I just read the article “How to Trade the News Using the Straddle Trade Strategy”. (I cannot post a link, so you can just search for the article.)

WOW! How naive and dangerous!
There are no guarantees that the triggering of an order will result in the order getting filled near that trigger price!! That goes for entry price, stop loss price, and take profit price!!! This means that YOU CAN LOSE SIGNFICANTLY MORE THAN WHERE YOUR STOP LOSS IS PLACED!

Let me give an example that lasted less than 10 seconds. I did a little experiment of a news straddle trade on one of my live accounts using XAUUSD because it is very volatile. BOTH the pending buy and sell orders got triggered. One direction netted a few POINTS of profit while the other side netted over 100 PIPS negative! “How could that be?”, one might ask. . . This negative overall result occurred for the case that was not even considered in the article in which entry price, take profit price, and stop loss price all got triggered, but there were no available contracts near the entry price when it triggered order exeution (which results in a market order being issued). Price even went BEYOND the take profit price, but the open trade failed to close at this excellent profit level because once again, there simply were no available contracts in this price area. Instead, the available contract to close the trade was just a few points of profit. And price immediately reversed and PASSED THROUGH my pending order on the other side, triggering this order in the other direction. However, once again, there were no available contracts near the stop loss level, and the contract that finally was executed turned out to be at a more favorable price than that maximum level that price had spiked to, resulting in a smaller loss than would have otherwise happened.

1 Like

This must have been a nightmare experience.

The situation is not one I’m familiar with. I trade through a spreadbetting firm so there is no requirement for contracts with / from other traders - the SB firm simply logs the trade, and it’s up tot them simply to ensure they are covered against risk from their client group’s trades winning. You know, they are market-makers.

Market-makers get a lot of stick on babypips and everywhere else on the internet as there is a suspicion they make their own prices and rig price movements to run stops. In the UK this is rubbish as it would be illegal and simply cannot be concealed for long. In SB there are no “fill” issues, slippage is a minor risk, likewise contract gap issues like this one; the trader’s profits are not dependent on what another single private retail trader somewhere in the world wants to do.

On top of which I pay no tax…

3 Likes

I also made this experience with pending stopsell and stopbuy orders prior to important news/statistics events to catch some pips in the up or down spike - it seemed like the wholy grail to make money. After the first attempts i realized, you never get the pending price in the spike, thats impossible in fast price moves, so this “strategy” to catch spike-pips is more or less sensless.

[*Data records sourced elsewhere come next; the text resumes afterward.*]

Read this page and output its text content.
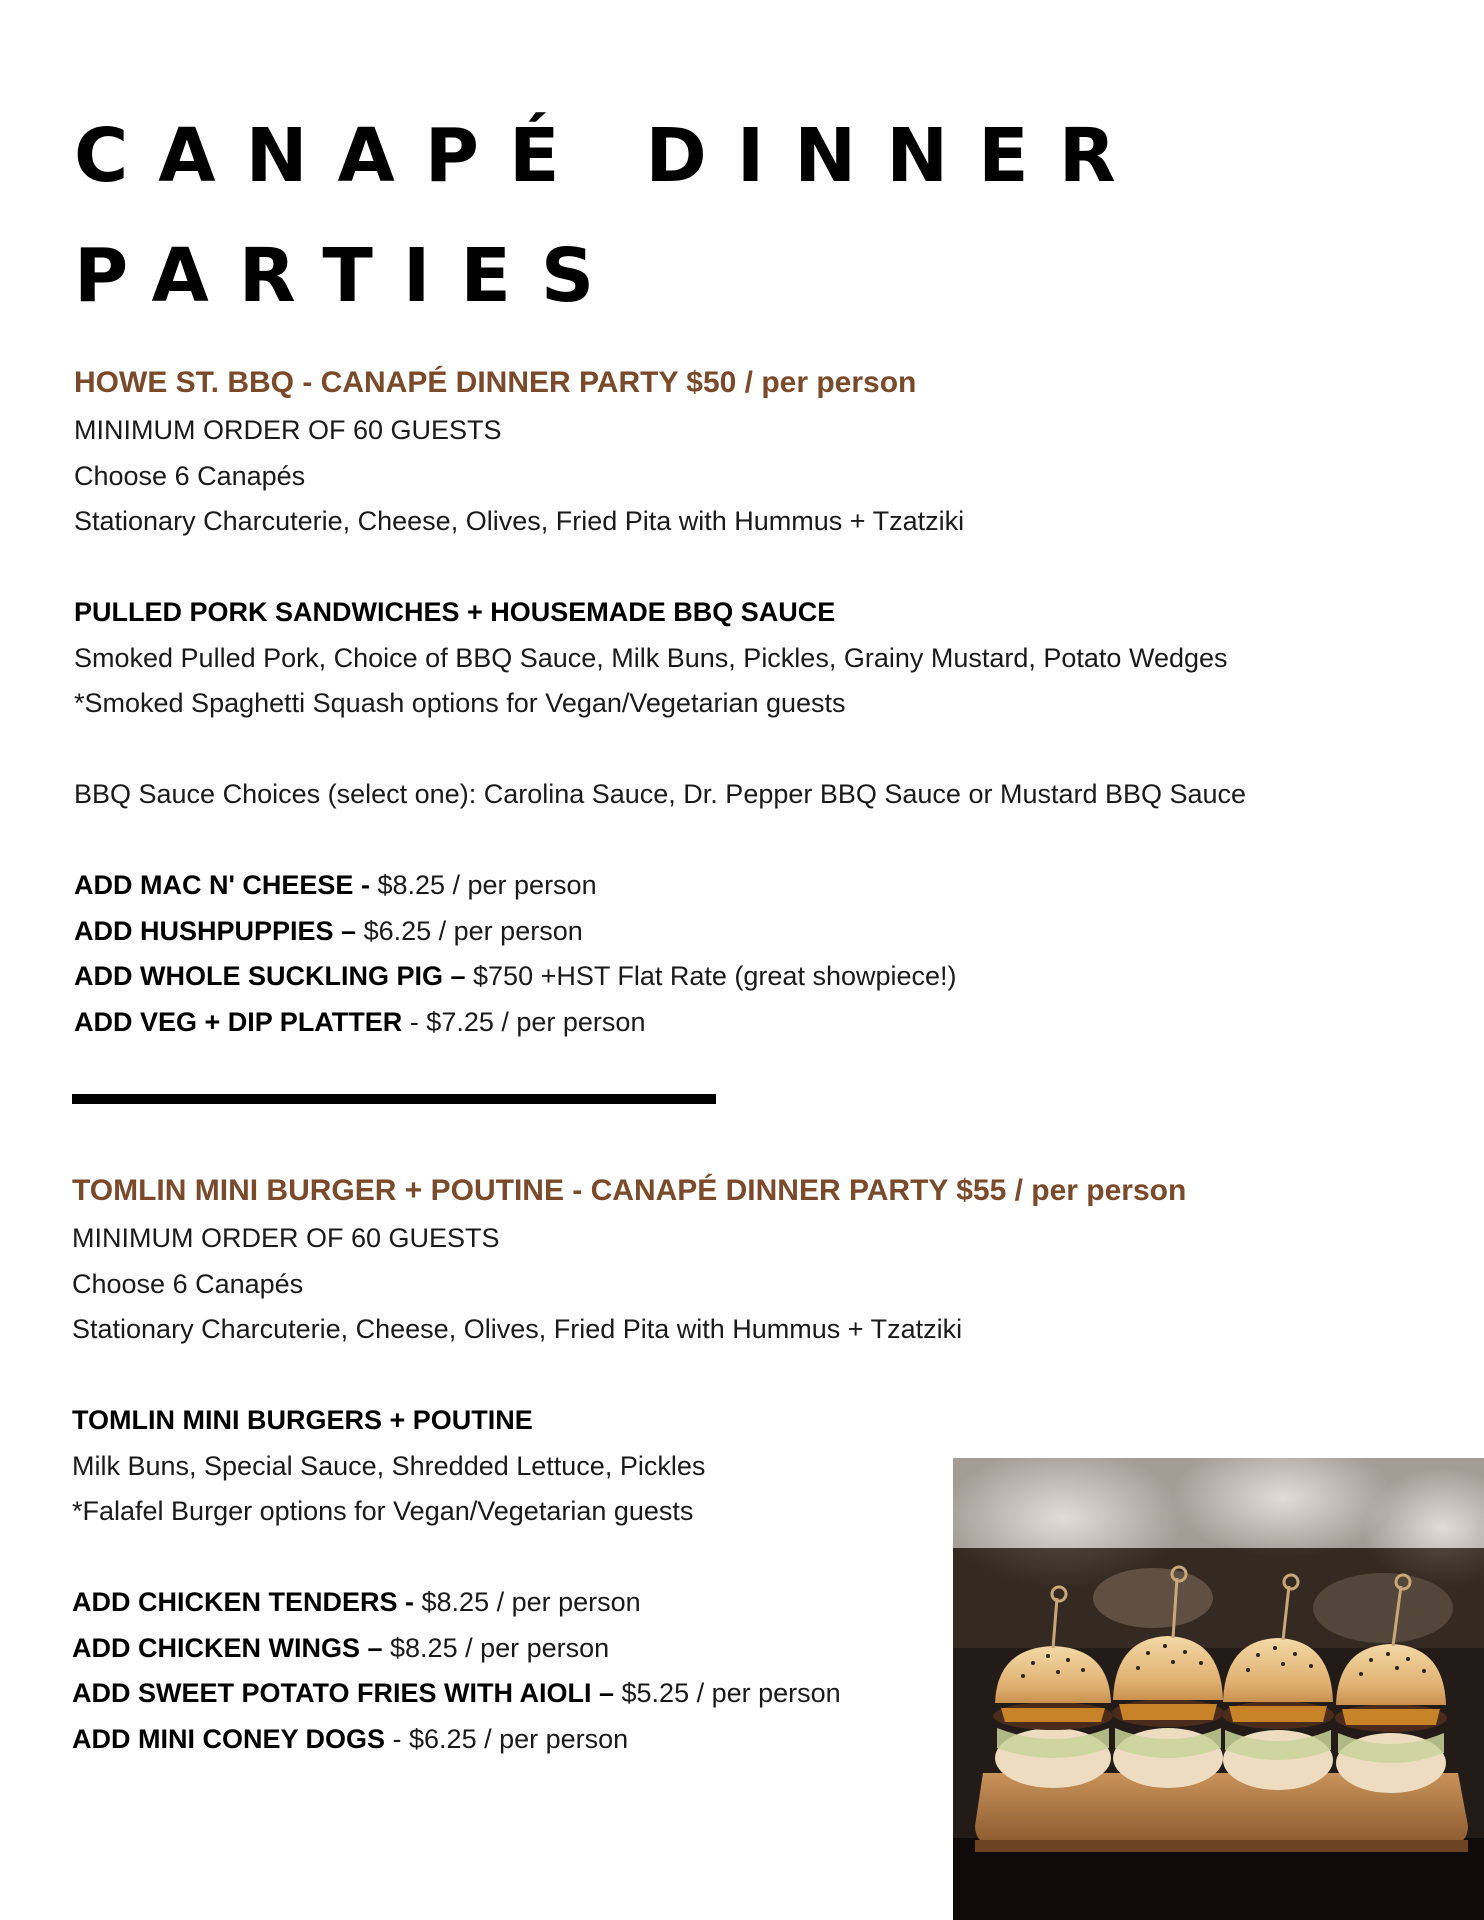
CANAPÉ DINNER PARTIES

HOWE ST. BBQ - CANAPÉ DINNER PARTY $50 / per person

MINIMUM ORDER OF 60 GUESTS

Choose 6 Canapés

Stationary Charcuterie, Cheese, Olives, Fried Pita with Hummus + Tzatziki

PULLED PORK SANDWICHES + HOUSEMADE BBQ SAUCE

Smoked Pulled Pork, Choice of BBQ Sauce, Milk Buns, Pickles, Grainy Mustard, Potato Wedges

*Smoked Spaghetti Squash options for Vegan/Vegetarian guests

BBQ Sauce Choices (select one): Carolina Sauce, Dr. Pepper BBQ Sauce or Mustard BBQ Sauce

ADD MAC N' CHEESE - $8.25 / per person

ADD HUSHPUPPIES – $6.25 / per person

ADD WHOLE SUCKLING PIG – $750 +HST Flat Rate (great showpiece!)

ADD VEG + DIP PLATTER - $7.25 / per person

TOMLIN MINI BURGER + POUTINE - CANAPÉ DINNER PARTY $55 / per person

MINIMUM ORDER OF 60 GUESTS

Choose 6 Canapés

Stationary Charcuterie, Cheese, Olives, Fried Pita with Hummus + Tzatziki

TOMLIN MINI BURGERS + POUTINE

Milk Buns, Special Sauce, Shredded Lettuce, Pickles

*Falafel Burger options for Vegan/Vegetarian guests

ADD CHICKEN TENDERS - $8.25 / per person

ADD CHICKEN WINGS – $8.25 / per person

ADD SWEET POTATO FRIES WITH AIOLI – $5.25 / per person

ADD MINI CONEY DOGS - $6.25 / per person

I became a fan of entering an ident long and sell order (hedge position) prior to the news/stats release, and close after the first spike one order in profit and than the other during a counter move. (if there is one). I know many dont recommend that, nevertheless it works sometimes and you have more control over the price you want to close your positions.

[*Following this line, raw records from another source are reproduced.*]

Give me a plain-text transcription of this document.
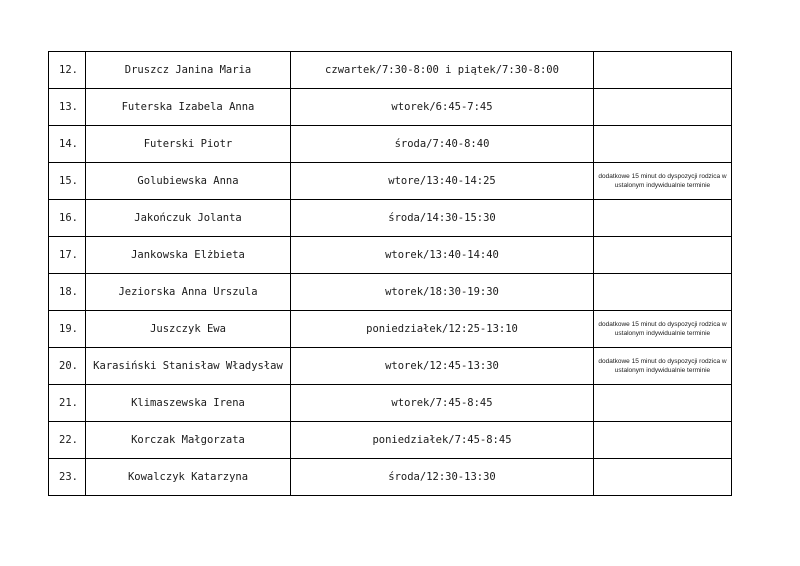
12.	Druszcz Janina Maria	czwartek/7:30-8:00 i piątek/7:30-8:00	
13.	Futerska Izabela Anna	wtorek/6:45-7:45	
14.	Futerski Piotr	środa/7:40-8:40	
15.	Golubiewska Anna	wtore/13:40-14:25	dodatkowe 15 minut do dyspozycji rodzica w ustalonym indywidualnie terminie
16.	Jakończuk Jolanta	środa/14:30-15:30	
17.	Jankowska Elżbieta	wtorek/13:40-14:40	
18.	Jeziorska Anna Urszula	wtorek/18:30-19:30	
19.	Juszczyk Ewa	poniedziałek/12:25-13:10	dodatkowe 15 minut do dyspozycji rodzica w ustalonym indywidualnie terminie
20.	Karasiński Stanisław Władysław	wtorek/12:45-13:30	dodatkowe 15 minut do dyspozycji rodzica w ustalonym indywidualnie terminie
21.	Klimaszewska Irena	wtorek/7:45-8:45	
22.	Korczak Małgorzata	poniedziałek/7:45-8:45	
23.	Kowalczyk Katarzyna	środa/12:30-13:30	
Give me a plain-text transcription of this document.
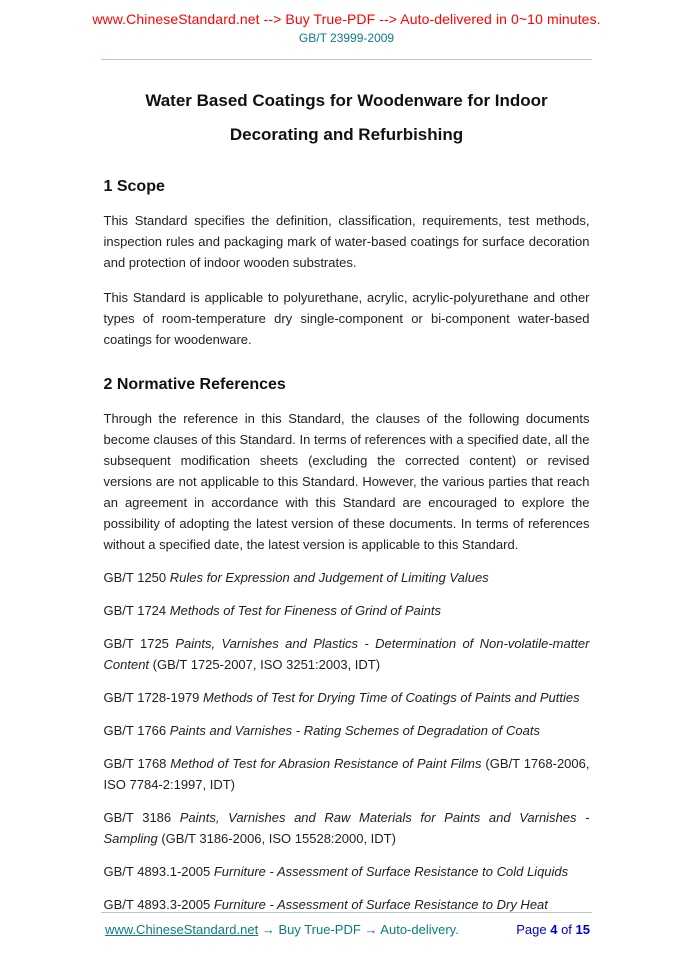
www.ChineseStandard.net --> Buy True-PDF --> Auto-delivered in 0~10 minutes.
GB/T 23999-2009
Water Based Coatings for Woodenware for Indoor
Decorating and Refurbishing
1 Scope

This Standard specifies the definition, classification, requirements, test methods, inspection rules and packaging mark of water-based coatings for surface decoration and protection of indoor wooden substrates.

This Standard is applicable to polyurethane, acrylic, acrylic-polyurethane and other types of room-temperature dry single-component or bi-component water-based coatings for woodenware.

2 Normative References

Through the reference in this Standard, the clauses of the following documents become clauses of this Standard. In terms of references with a specified date, all the subsequent modification sheets (excluding the corrected content) or revised versions are not applicable to this Standard. However, the various parties that reach an agreement in accordance with this Standard are encouraged to explore the possibility of adopting the latest version of these documents. In terms of references without a specified date, the latest version is applicable to this Standard.

GB/T 1250 Rules for Expression and Judgement of Limiting Values

GB/T 1724 Methods of Test for Fineness of Grind of Paints

GB/T 1725 Paints, Varnishes and Plastics - Determination of Non-volatile-matter Content (GB/T 1725-2007, ISO 3251:2003, IDT)

GB/T 1728-1979 Methods of Test for Drying Time of Coatings of Paints and Putties

GB/T 1766 Paints and Varnishes - Rating Schemes of Degradation of Coats

GB/T 1768 Method of Test for Abrasion Resistance of Paint Films (GB/T 1768-2006, ISO 7784-2:1997, IDT)

GB/T 3186 Paints, Varnishes and Raw Materials for Paints and Varnishes - Sampling (GB/T 3186-2006, ISO 15528:2000, IDT)

GB/T 4893.1-2005 Furniture - Assessment of Surface Resistance to Cold Liquids

GB/T 4893.3-2005 Furniture - Assessment of Surface Resistance to Dry Heat

www.ChineseStandard.net → Buy True-PDF → Auto-delivery.	Page 4 of 15
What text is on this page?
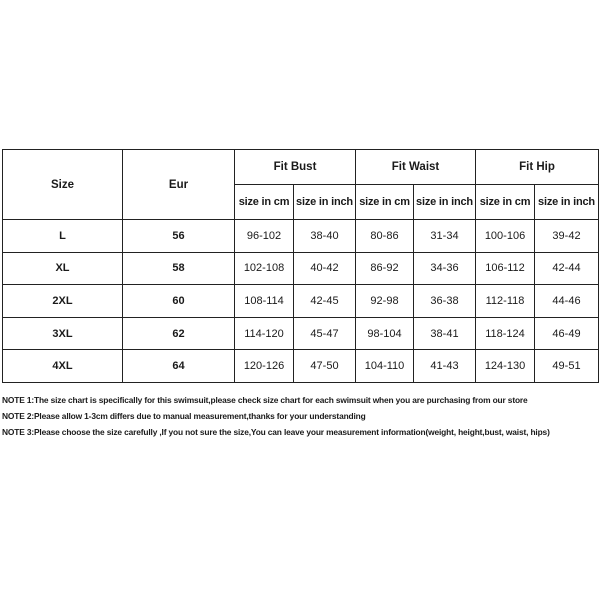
Size	Eur	Fit Bust		Fit Waist		Fit Hip	
		size in cm	size in inch	size in cm	size in inch	size in cm	size in inch
L	56	96-102	38-40	80-86	31-34	100-106	39-42
XL	58	102-108	40-42	86-92	34-36	106-112	42-44
2XL	60	108-114	42-45	92-98	36-38	112-118	44-46
3XL	62	114-120	45-47	98-104	38-41	118-124	46-49
4XL	64	120-126	47-50	104-110	41-43	124-130	49-51
NOTE 1:The size chart is specifically for this swimsuit,please check size chart for each swimsuit when you are purchasing from our store
NOTE 2:Please allow 1-3cm differs due to manual measurement,thanks for your understanding
NOTE 3:Please choose the size carefully ,If you not sure the size,You can leave your measurement information(weight, height,bust, waist, hips)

Especially in situations when more data to one event are released ( as we know NFP is not only NFP but also some wage numbers) and the numbers point in different directions, you see the nervousness of the market participants in the price movements, up and down during the first seconds and also later on the M1 chart untill there is a tendency in one direction. In such a situation its easy to make with a hedge position profits.

On the other side if it turns out after the release, that “all numbers are green/red” it may happen that you close the first position in profit, and than price keeps on running in this direction without bigger counter moves and you cant close the second position to be in overall profit…

Cause of those reasons, i made the best experience for news/stats trading: open a hedge position, wait for the outcome of the release and close the legs appropriate to the situation. Some may say " Why open two positions if you wait for the outcome? You can wait for the outcome and open than appropriate one position?" Thats right, but it takes too much time - its more profitable to close a position with one mouse click that is allready open, than doing two clicks to open and close a position.

Straddle trading news release can be done quite successfully.
I have an EA from a prop firm that is designed for this purpose.
The idea is to set the EA buy and sell orders at a distance from the market a few seconds before the numbers drop.
And the orders can be set with take profit target and trailing stop.
The orders placed are OCO (one cancels the other) orders.
On release of the numbers if they are as expected but the market triggers one of the directions best to flatten out asap.